21 Jul 2009

Police try to rebuild face of suspected Jakarta bomber

11:51 am on 21 July 2009

Indonesian police are trying to rebuild the face on a severed head found at the scene of deadly hotel blasts in Jakarta in an attempt to identify one of two suspected suicide bombers.

The forensic work could provide a key breakthrough in the investigation into Friday's twin suicide attacks on the luxury JW Marriott and Ritz-Carlton hotels.

The attacks killed nine people, including New Zealander Timothy Mackay, and three Australians.

More than 53 people were injured in the blasts, which officials suspect were the work of regional Islamist network Jemaah Islamiah, responsible for the 2002 Bali attacks.

Reports in the Indonesian media said police believed one of the bombers was a student of a radical Islamic school in Solo, central Java, which has produced some of JI's most committed cadres.

Several reports identified the bomber seen in grainy security camera footage at the Marriott shortly before the blast as Nur Hasbi, alias Nurdin Aziz or Nur Sahid, a follower of Malaysian-born JI faction leader Noordin Top.

Senior anti-terrorist officials have said the attacks look like the work of Noordin, who leads a violent splinter faction of JI that advocates the mass killing of Westerners as a legitimate means of "holy war".

A police crackdown - including key arrests and the inducement of militants to defect - has hobbled JI in Indonesia and severed its links to foreign funds in recent years.

But while the network is diminished, analysts say JI has been able to fall back on a tight network of schools and marriages to maintain cohesion and possibly rebuild.
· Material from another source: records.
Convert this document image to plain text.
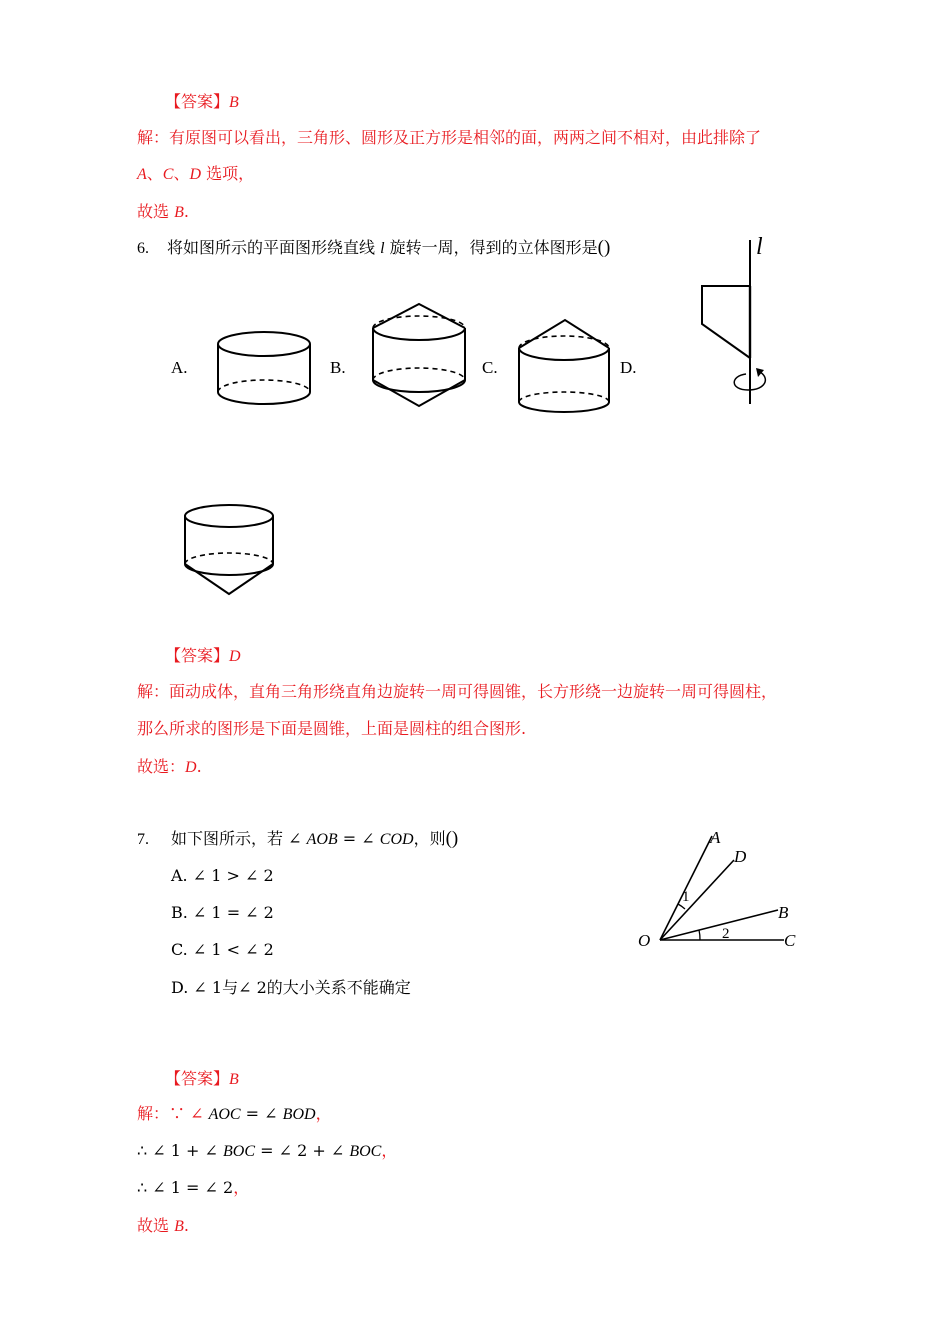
【答案】B
解：有原图可以看出，三角形、圆形及正方形是相邻的面，两两之间不相对，由此排除了
A、C、D 选项，
故选 B.
6. 将如图所示的平面图形绕直线 l 旋转一周，得到的立体图形是()	l
A.	B.	C.	D.
【答案】D
解：面动成体，直角三角形绕直角边旋转一周可得圆锥，长方形绕一边旋转一周可得圆柱，
那么所求的图形是下面是圆锥，上面是圆柱的组合图形.
故选：D.
7. 如下图所示，若 ∠ AOB = ∠ COD，则()
A. ∠ 1 > ∠ 2
B. ∠ 1 = ∠ 2
C. ∠ 1 < ∠ 2
D. ∠ 1与∠ 2的大小关系不能确定
A
D
B
C
O
1
2
【答案】B
解：∵ ∠ AOC = ∠ BOD，
∴ ∠ 1 + ∠ BOC = ∠ 2 + ∠ BOC，
∴ ∠ 1 = ∠ 2，
故选 B.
Obama intent to returning to Jakarta

United States President Barack Obama still wants to visit his old hometown of Jakarta perhaps later this year, despite the blasts.

"I have no reason to believe that the events of the past few days have changed or lessened the president's desire" to visit Indonesia, White House spokesperson Robert Gibbs said.

Mr Obama lived in Jakarta from 1967 to 1971 after his mother remarried an Indonesian national.